This is repository made by Devdoot Chatterjee and Ambra Jin for their Google Summer of Code projects 2022. It contains the following folders:
- Dataset generator
- Deep Learning Separation
- GUI
- Signal anlysis
- Data
This repository contains a GUI that can be used to preprocess and denoise hydrophone recordings, and to isolate orca vocalizations from them. Currently the filters can be applied only in the frequency domain. The denoising filters that are currently available to use are-
- Moving average filter (with steps of 100 Hz, accounting for a delay of half step)
- Moving weighted average filters (binomial and exponential weighting)
- Cubic-Weighted Savitzky-Golay
- Quartic-Weighted Savitzky-Golay
- Quintic-Weighted Savitzky-Golay
- Median filter (fitted with polynomial of degrees 2, 10, 12)
- Hampel filter
A detailed analysis of Fourier Transforms techniques for underwater denoising can be found here.

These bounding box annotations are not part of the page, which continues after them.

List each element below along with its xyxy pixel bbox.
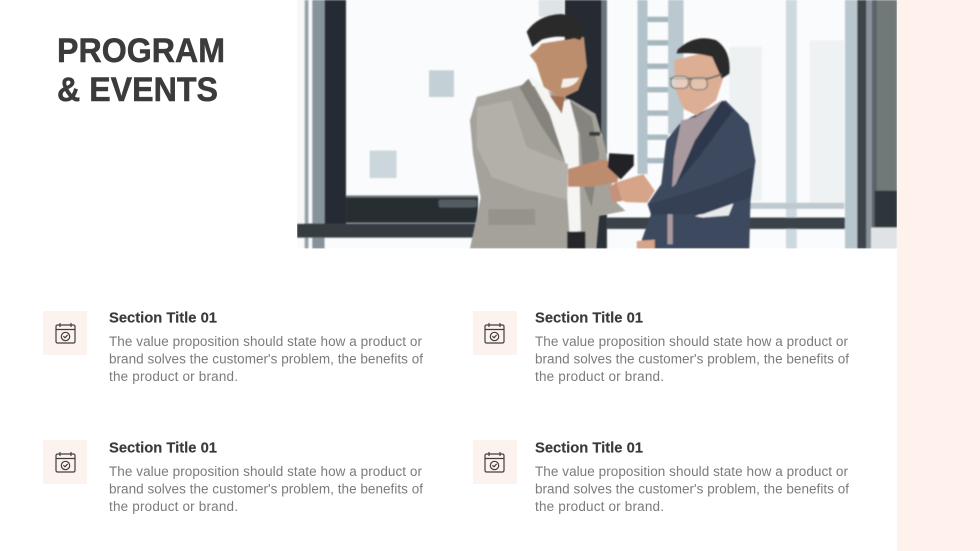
item 4 (bottom right) (473, 440, 849, 514)
right man's hand (615, 174, 655, 203)
icon: calendar with check (473, 440, 517, 484)
icon: calendar with check (43, 440, 87, 484)
heading: Section Title 01 (535, 310, 643, 326)
text block (109, 334, 423, 384)
phone (608, 153, 634, 179)
text block (535, 334, 849, 384)
text block: brand solves the customer's problem, the benefits of (109, 482, 423, 496)
text block (109, 464, 423, 514)
text block: The value proposition should state how a product or (535, 464, 848, 479)
photo: two businessmen looking at a phone by a window (297, 0, 897, 249)
text block (535, 464, 849, 514)
title (57, 32, 225, 109)
icon: calendar with check (43, 311, 87, 355)
icon: calendar with check (473, 311, 517, 355)
text block: brand solves the customer's problem, the benefits of (535, 352, 849, 366)
right man (639, 100, 755, 249)
right side panel (897, 0, 980, 551)
item 1 (top left) (43, 310, 423, 384)
text block: the product or brand. (535, 499, 664, 514)
left man (470, 84, 625, 249)
text block: the product or brand. (109, 369, 238, 384)
text block: brand solves the customer's problem, the benefits of (535, 482, 849, 496)
title: & EVENTS (57, 71, 218, 109)
text block: the product or brand. (535, 369, 664, 384)
item 2 (top right) (473, 310, 849, 384)
text block: the product or brand. (109, 499, 238, 514)
left man's hand (568, 159, 622, 187)
heading: Section Title 01 (109, 440, 217, 456)
heading: Section Title 01 (109, 310, 217, 326)
heading: Section Title 01 (535, 440, 643, 456)
title: PROGRAM (57, 32, 225, 70)
item 3 (bottom left) (43, 440, 423, 514)
text block: brand solves the customer's problem, the benefits of (109, 352, 423, 366)
text block: The value proposition should state how a product or (535, 334, 848, 349)
text block: The value proposition should state how a product or (109, 334, 422, 349)
text block: The value proposition should state how a product or (109, 464, 422, 479)
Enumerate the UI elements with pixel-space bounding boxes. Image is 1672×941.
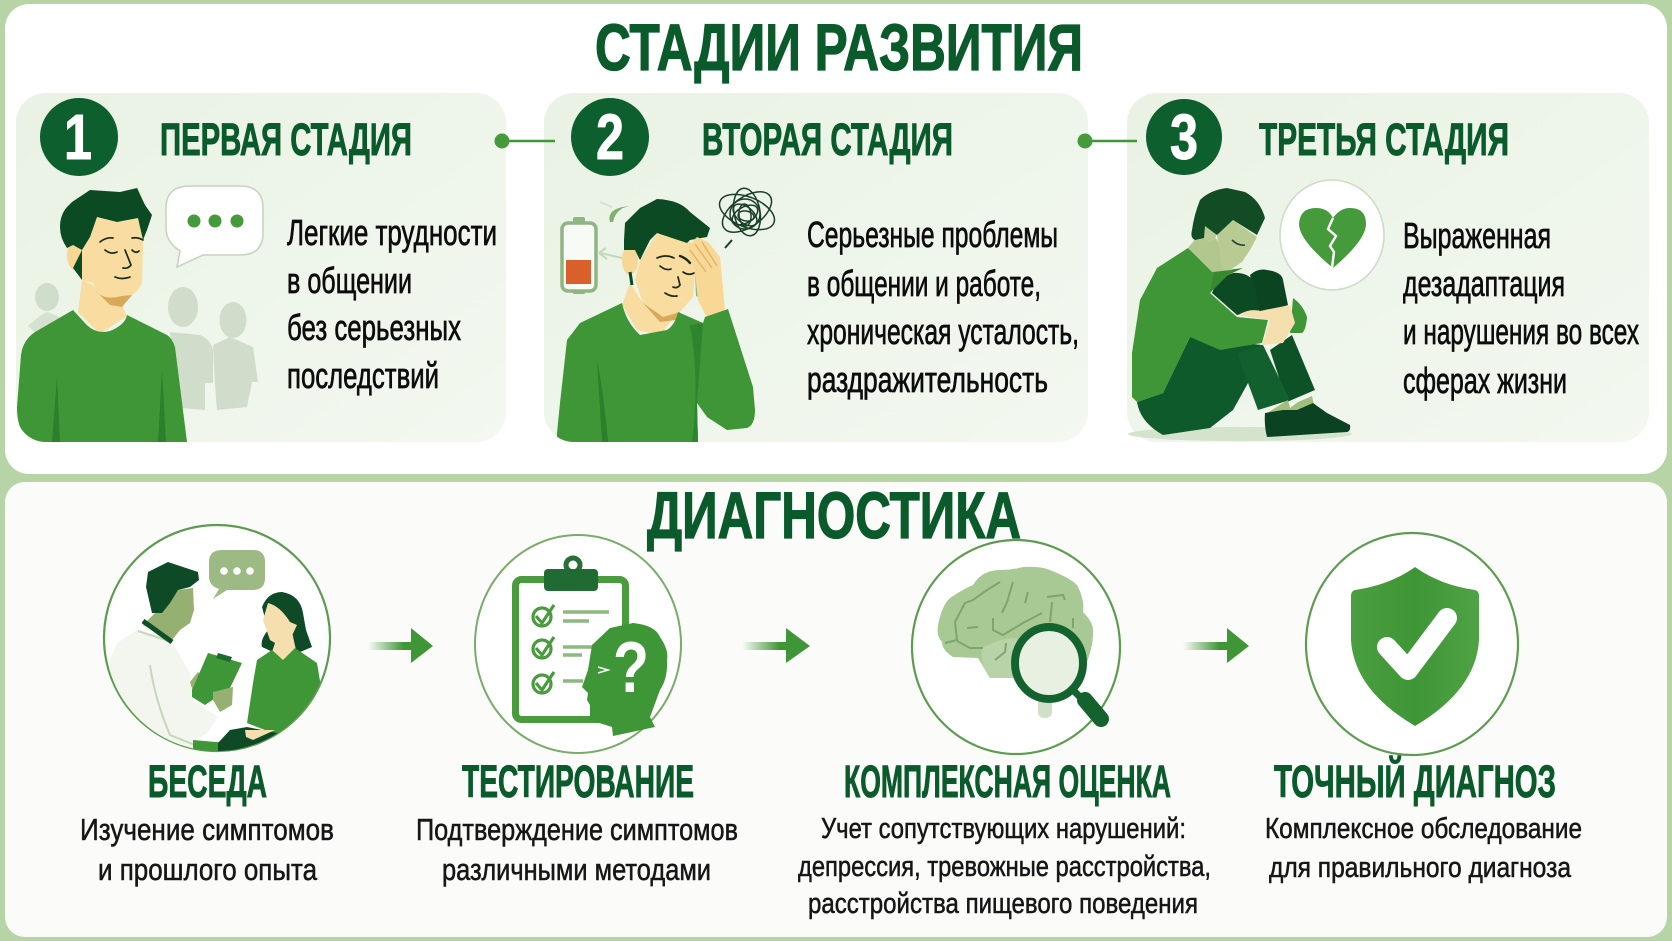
arrow: step 1 to 2 [368, 628, 433, 663]
text: first stage description: в общении [287, 260, 412, 301]
card: third stage [1127, 93, 1649, 442]
icon: number 1 badge: 1 [64, 101, 92, 173]
text: complex assessment description: расстройства пищевого поведения [808, 888, 1198, 920]
text: third stage description: дезадаптация [1403, 263, 1565, 304]
step: accurate diagnosis [1265, 533, 1582, 884]
title: diagnostics: ДИАГНОСТИКА [647, 478, 1021, 552]
icon: doctor and patient [104, 525, 330, 753]
icon: brain and magnifier [912, 540, 1120, 754]
icon: number 2 badge: 2 [596, 101, 624, 173]
text: second stage description: Серьезные проблемы [807, 214, 1058, 255]
illustration: person sitting curled [1128, 188, 1352, 441]
text: conversation description: Изучение симптомов [80, 812, 334, 847]
text: first stage description: последствий [287, 355, 439, 396]
panel: stages [5, 4, 1667, 474]
arrow: step 3 to 4 [1183, 628, 1249, 663]
text: complex assessment description [798, 813, 1211, 920]
panel: diagnostics [5, 478, 1667, 937]
text: second stage description: в общении и работе, [807, 263, 1041, 304]
heading: second stage: ВТОРАЯ СТАДИЯ [702, 114, 953, 165]
text: accurate diagnosis description: Комплексное обследование [1265, 813, 1582, 845]
heading: first stage: ПЕРВАЯ СТАДИЯ [160, 114, 412, 165]
illustration: calm man [17, 188, 187, 442]
step: testing [416, 535, 738, 887]
heading: third stage: ТРЕТЬЯ СТАДИЯ [1259, 114, 1509, 165]
icon: number 2 badge [571, 98, 649, 176]
icon: number 3 badge: 3 [1170, 101, 1198, 173]
connector: stage 1 to stage 2 [494, 134, 555, 148]
icon: broken heart [1280, 180, 1384, 290]
heading: conversation: БЕСЕДА [148, 756, 267, 807]
illustration: background people [28, 283, 258, 410]
icon: clipboard and head [475, 535, 681, 753]
text: accurate diagnosis description: для правильного диагноза [1269, 852, 1572, 884]
text: complex assessment description: Учет сопутствующих нарушений: [821, 813, 1186, 845]
text: first stage description: Легкие трудности [287, 212, 497, 253]
text: second stage description: хроническая усталость, [807, 311, 1079, 352]
text: second stage description [807, 214, 1079, 400]
title: stages: СТАДИИ РАЗВИТИЯ [595, 10, 1083, 84]
icon: shield with check [1306, 533, 1518, 755]
text: complex assessment description: депрессия, тревожные расстройства, [798, 851, 1211, 883]
icon: speech bubble [166, 186, 263, 267]
text: first stage description [287, 212, 497, 396]
text: testing description: различными методами [442, 852, 711, 887]
connector: stage 2 to stage 3 [1078, 134, 1137, 148]
icon: number 3 badge [1146, 99, 1222, 175]
icon: low battery [562, 202, 630, 294]
text: third stage description: сферах жизни [1403, 360, 1567, 401]
text: testing description: Подтверждение симптомов [416, 812, 738, 847]
icon: number 1 badge [40, 98, 118, 176]
card: second stage [544, 93, 1088, 442]
text: third stage description [1403, 215, 1639, 401]
step: complex assessment [798, 540, 1211, 920]
heading: testing: ТЕСТИРОВАНИЕ [462, 756, 694, 807]
icon: clipboard and head: ? [613, 628, 649, 708]
heading: complex assessment: КОМПЛЕКСНАЯ ОЦЕНКА [844, 756, 1171, 807]
text: second stage description: раздражительность [807, 359, 1048, 400]
icon: tangled thoughts [714, 184, 780, 248]
arrow: step 2 to 3 [742, 628, 810, 663]
text: conversation description [80, 812, 334, 887]
text: first stage description: без серьезных [287, 307, 461, 348]
card: first stage [16, 93, 506, 442]
illustration: tired man [557, 199, 755, 442]
step: conversation [80, 525, 334, 887]
text: third stage description: Выраженная [1403, 215, 1551, 256]
text: accurate diagnosis description [1265, 813, 1582, 884]
text: conversation description: и прошлого опыта [98, 852, 318, 887]
text: testing description [416, 812, 738, 887]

The user can upload 1 or multiple mp3 or wav files, using the button ‘Choose file from directory’. Then plot the Welch’s power spectral density plot of the original audio (if only 1 sound is uploaded) with 'Plot'. After that, the user can choose the filtering technique, and download the filtered audio using the ‘Download’ button. For isolating orca vocals the user can choose one of the models available and download the isolated audio using the ‘Download’ button.
-
Spleeter- One can use the fine-tuned 2stems spleeter model to separate orca vocalizations from the audio. They can create an instance of the ‘Separator’ object defined in the Python file- ‘spleeter_separator.py’ which takes the location of the json file containing model paramters, and the path to directory containing the model checkpoint as arguments. One of its member functions, ‘return_source_directory’ can be called which returns a dictionary containing names of the sources and waveforms as numpy arrays corresponding to those sources. This function takes the waveform (numpy array) and sample rate as arguments. The fine-tuned model can be accessed from here. You can try out the fine-tuned spleeter model on Google colab without installing anything on your system.
-
Zeroshot Source separator- The zeroshot audio source separator was also tested but it was outperformed by the Spleeter model. One can also use the Zeroshot model to separate orca vocals. One can use the ‘instance’ function defined in the Python file- ‘zeroshot/instance.py’ which takes the path to the pre-trained zeroshot model checkpoint, and the pre-trained htsat model checkpoint. It also returns a dictionary same as the Spleeter model. The checkpoints for the zeroshot and the htsat models can be accessed from here.
The dataset used to train the model was extracted from al the PodCast rounds. Multiple orca vocals were extracted from the dataset and then randomly overlapped with noises from ships, boats and sea waves for data augmentation.